Hi Carlos,
   the problem is that I can't even get the xml of the vms.
It seems it's something related to how the xml in the "body" column (for both hosts and vms) of the database is structured.

Looking deeply in the migrations scripts, I solved the hosts problem by adding the <vms> node (even without child) under the <host> tag of the body column in "host_pool" table, but for the vms I still have to find a solution.

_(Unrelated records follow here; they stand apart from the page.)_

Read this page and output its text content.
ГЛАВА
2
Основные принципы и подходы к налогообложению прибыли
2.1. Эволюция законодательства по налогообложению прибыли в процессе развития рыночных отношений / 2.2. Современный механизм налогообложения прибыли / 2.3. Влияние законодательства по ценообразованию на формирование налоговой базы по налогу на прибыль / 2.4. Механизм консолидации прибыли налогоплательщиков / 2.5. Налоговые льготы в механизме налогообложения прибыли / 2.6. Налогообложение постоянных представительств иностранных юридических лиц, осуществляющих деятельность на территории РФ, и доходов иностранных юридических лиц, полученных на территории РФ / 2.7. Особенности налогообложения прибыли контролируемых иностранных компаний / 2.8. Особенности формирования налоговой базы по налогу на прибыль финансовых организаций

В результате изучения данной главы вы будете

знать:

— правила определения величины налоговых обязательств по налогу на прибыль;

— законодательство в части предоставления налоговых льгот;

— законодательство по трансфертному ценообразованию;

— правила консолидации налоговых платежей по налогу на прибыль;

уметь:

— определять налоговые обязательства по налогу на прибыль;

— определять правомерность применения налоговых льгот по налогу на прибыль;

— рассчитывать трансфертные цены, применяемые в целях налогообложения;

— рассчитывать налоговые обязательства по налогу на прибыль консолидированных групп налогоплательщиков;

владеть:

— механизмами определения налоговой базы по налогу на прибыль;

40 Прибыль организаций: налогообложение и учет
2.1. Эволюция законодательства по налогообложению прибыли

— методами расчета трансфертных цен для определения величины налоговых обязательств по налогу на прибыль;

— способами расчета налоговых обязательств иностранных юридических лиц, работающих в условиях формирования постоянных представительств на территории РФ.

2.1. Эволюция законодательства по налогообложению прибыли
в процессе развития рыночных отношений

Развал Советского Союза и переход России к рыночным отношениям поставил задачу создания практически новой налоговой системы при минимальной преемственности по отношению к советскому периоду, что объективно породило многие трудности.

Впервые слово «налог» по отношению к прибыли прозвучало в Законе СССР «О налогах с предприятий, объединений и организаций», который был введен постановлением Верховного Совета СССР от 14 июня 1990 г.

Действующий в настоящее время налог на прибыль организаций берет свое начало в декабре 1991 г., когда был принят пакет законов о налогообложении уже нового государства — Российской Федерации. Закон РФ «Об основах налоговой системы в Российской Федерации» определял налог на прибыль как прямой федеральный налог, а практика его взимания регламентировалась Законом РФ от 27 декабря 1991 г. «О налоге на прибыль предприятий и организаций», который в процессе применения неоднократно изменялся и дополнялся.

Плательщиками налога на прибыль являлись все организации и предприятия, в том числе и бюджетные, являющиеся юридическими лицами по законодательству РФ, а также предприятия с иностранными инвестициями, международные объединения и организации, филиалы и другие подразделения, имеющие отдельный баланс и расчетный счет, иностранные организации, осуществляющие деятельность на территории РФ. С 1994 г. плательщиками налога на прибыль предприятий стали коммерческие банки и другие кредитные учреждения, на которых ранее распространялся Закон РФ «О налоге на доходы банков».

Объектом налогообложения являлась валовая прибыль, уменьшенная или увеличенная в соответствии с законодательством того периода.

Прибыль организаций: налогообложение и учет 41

Now with hosts access I'm able to submit and control new vm instances, but I have dozens of running vms that I'm not even able to destroy (not even with the force switch turned on).

This is the xml of one my hosts, as returned by onehost show -x (relevant names are remmed out via the "[...]" string) :

<HOST>
  <ID>15</ID>
  <NAME>[...]</NAME>
  <STATE>2</STATE>
  <IM_MAD>im_kvm</IM_MAD>
  <VM_MAD>vmm_kvm</VM_MAD>
  <VN_MAD>dummy</VN_MAD>
  <LAST_MON_TIME>1377520947</LAST_MON_TIME>
  <CLUSTER_ID>101</CLUSTER_ID>
  <CLUSTER>[...]</CLUSTER>
  <HOST_SHARE>
    <DISK_USAGE>0</DISK_USAGE>
    <MEM_USAGE>20971520</MEM_USAGE>
    <CPU_USAGE>1800</CPU_USAGE>
    <MAX_DISK>0</MAX_DISK>
    <MAX_MEM>24596936</MAX_MEM>
    <MAX_CPU>2400</MAX_CPU>
    <FREE_DISK>0</FREE_DISK>
    <FREE_MEM>5558100</FREE_MEM>
    <FREE_CPU>2323</FREE_CPU>
    <USED_DISK>0</USED_DISK>
    <USED_MEM>19038836</USED_MEM>
    <USED_CPU>76</USED_CPU>
    <RUNNING_VMS>6</RUNNING_VMS>
  </HOST_SHARE>
  <VMS>
    <ID>326</ID>
  </VMS>
  <TEMPLATE>
    <ARCH><![CDATA[x86_64]]></ARCH>
    <CPUSPEED><![CDATA[1600]]></CPUSPEED>
    <FREECPU><![CDATA[2323.2]]></FREECPU>
    <FREEMEMORY><![CDATA[5558100]]></FREEMEMORY>
    <HOSTNAME><![CDATA[[...]]]></HOSTNAME>
    <HYPERVISOR><![CDATA[kvm]]></HYPERVISOR>
<MODELNAME><![CDATA[Intel(R) Xeon(R) CPU E5645 @ 2.40GHz]]></MODELNAME>
    <NETRX><![CDATA[16007208117863]]></NETRX>
    <NETTX><![CDATA[1185926401588]]></NETTX>
    <TOTALCPU><![CDATA[2400]]></TOTALCPU>
<TOTALMEMORY><![CDATA[24596936]]></TOTALMEMORY>
    <TOTAL_ZOMBIES><![CDATA[5]]></TOTAL_ZOMBIES>
<USEDCPU><![CDATA[76.8000000000002]]></USEDCPU>
<USEDMEMORY><![CDATA[19038836]]></USEDMEMORY>
<ZOMBIES><![CDATA[one-324, one-283, one-314, one-317, one-304]]></ZOMBIES>
  </TEMPLATE>
</HOST>

As you can see, every hosts now recognize the connected vms as "zombies", probably because he can't query the vms.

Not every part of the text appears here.